Precipuamente, destaca-se que a desigualdade social dificulta a inserção qualificada dos jovens no mercado de trabalho. Segundo dados do DIESSE, há cada 10 pessoas de baixa renda com nível superior, 6 estão em empregos que não exijam faculdade. Desse modo, nota-se que muitos jovens aceitam ocupações incompatíveis com sua formação acadêmica para garantir sustento financeiro. Essa problemática perpetua a desigualdade social, limita a ascensão profissional dos jovens e contribui para a desvalorização da formação acadêmica.
Ademais, a informalidade eleva significativamente a precarização do trabalho. Conforme levantamentos do IBGE, milhões de brasileiros atuam na informalidade, cenário que evidencia a dificuldade de acesso ao emprego formal. Como consequência, muitos jovens são forçados a aceitar trabalhos informais ou precários. Um exemplo disso é a expansão de aplicativos de transporte e entrega, que, embora gerem renda, frequentemente submetem trabalhadores à ausência de garantias trabalhistas. Assim, a ausência de estabilidade profissional compromete a autonomia dessa parcela da população.

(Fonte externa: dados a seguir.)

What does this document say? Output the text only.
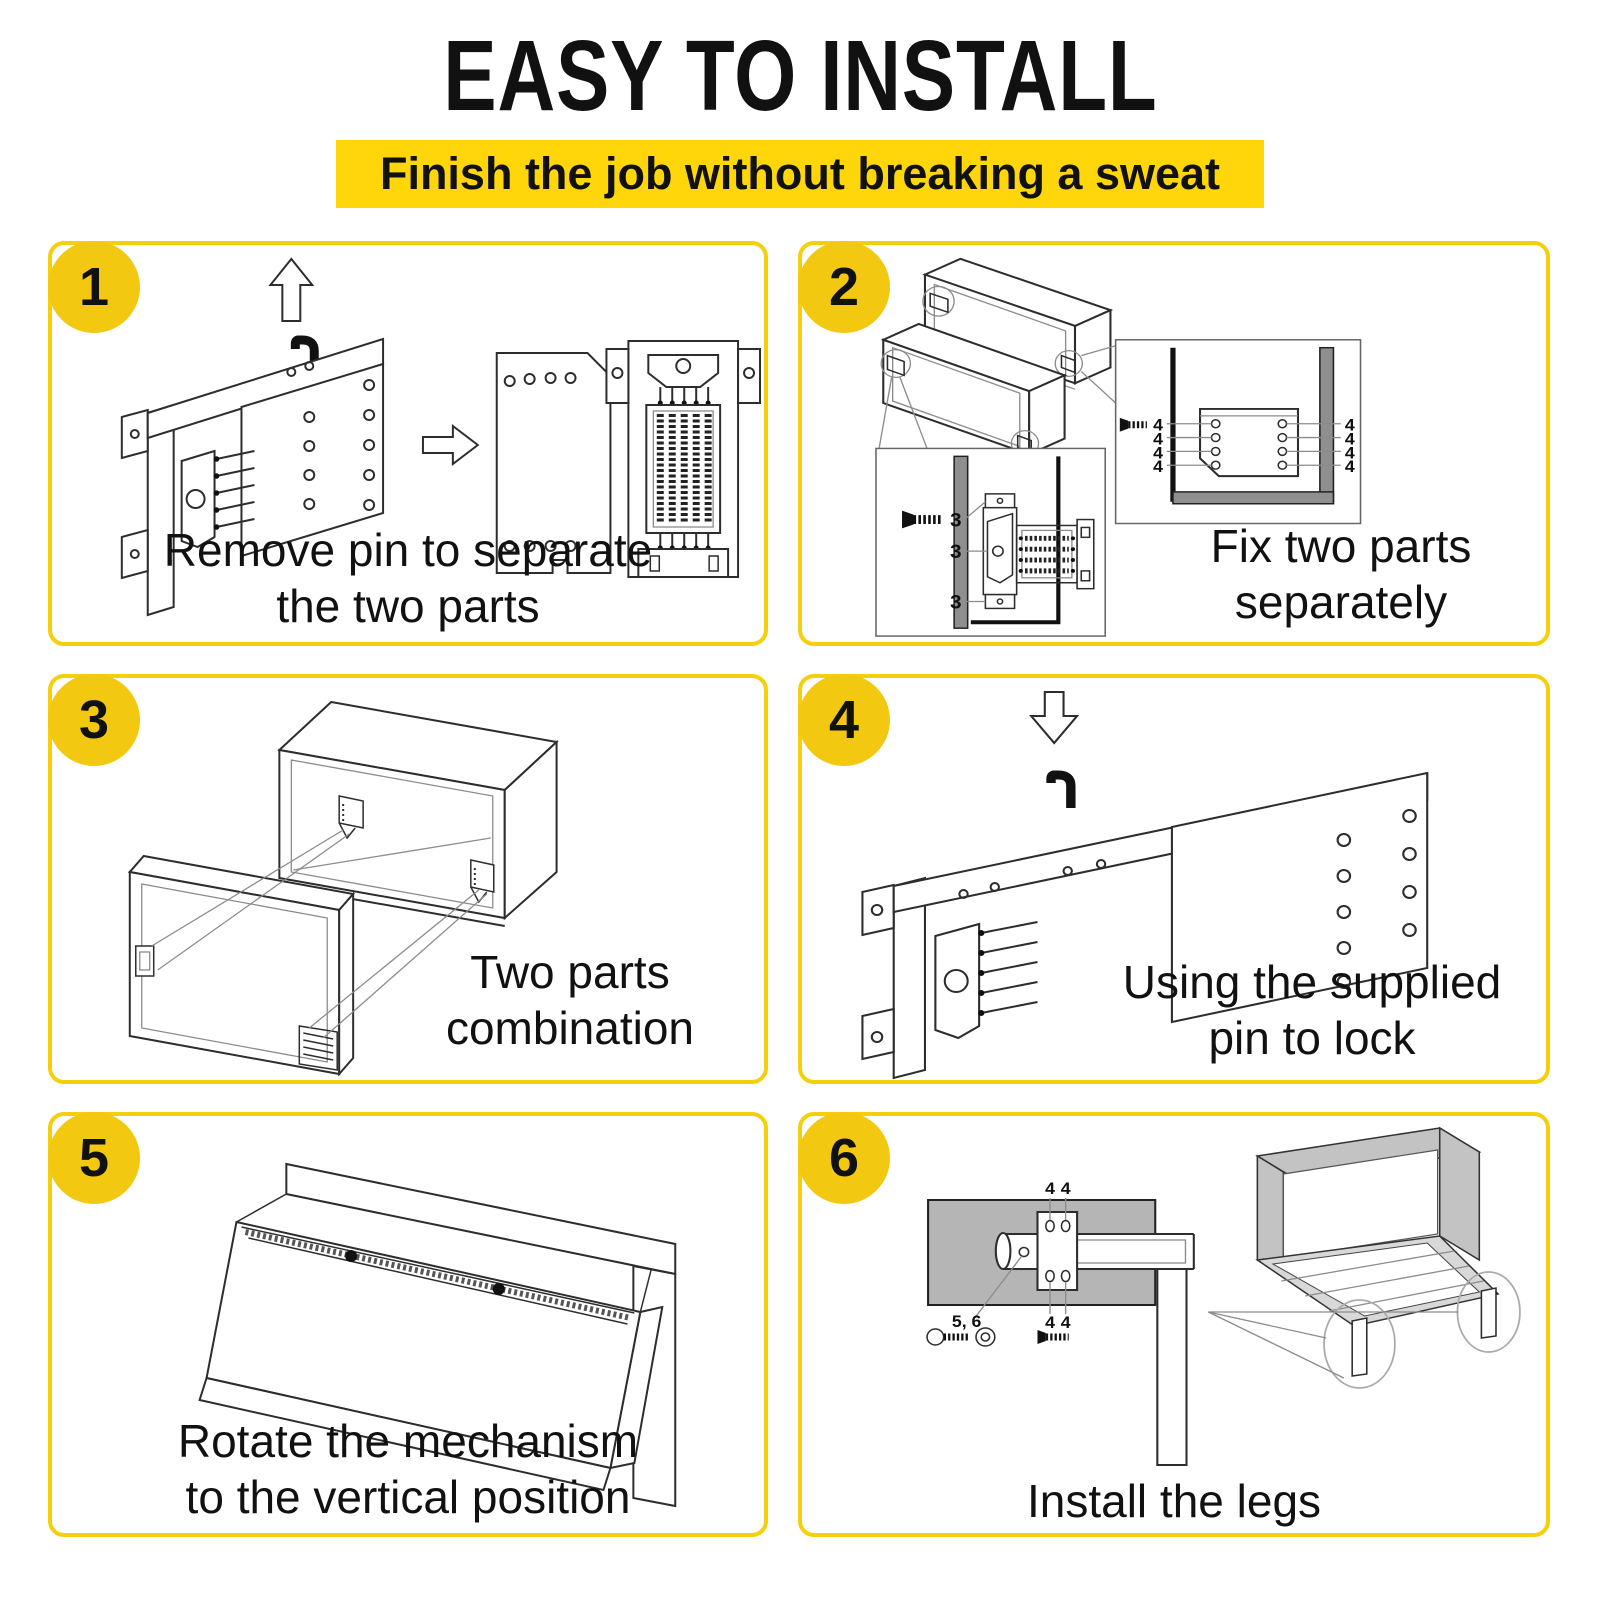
EASY TO INSTALL
Finish the job without breaking a sweat
1
Remove pin to separate
the two parts
3
3
3
4
4
4
4
4
4
4
4
2
Fix two parts
separately
3
Two parts
combination
4
Using the supplied
pin to lock
5
Rotate the mechanism
to the vertical position
4 4
4 4
5, 6
6
Install the legs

Portanto, torna-se necessária a adoção de medidas para combater as dificuldades de os jovens ingressarem no mercado de trabalho. Para isso, o Ministério da Educação, em parceria com escolas públicas, deve promover programas de qualificação profissional gratuitos voltados para jovens de baixa renda e estudantes do ensino médio, por meio de projetos educacionais acessíveis à comunidade. Dessa forma, será possível garantir maior estabilidade profissional e reduzir desigualdades sociais.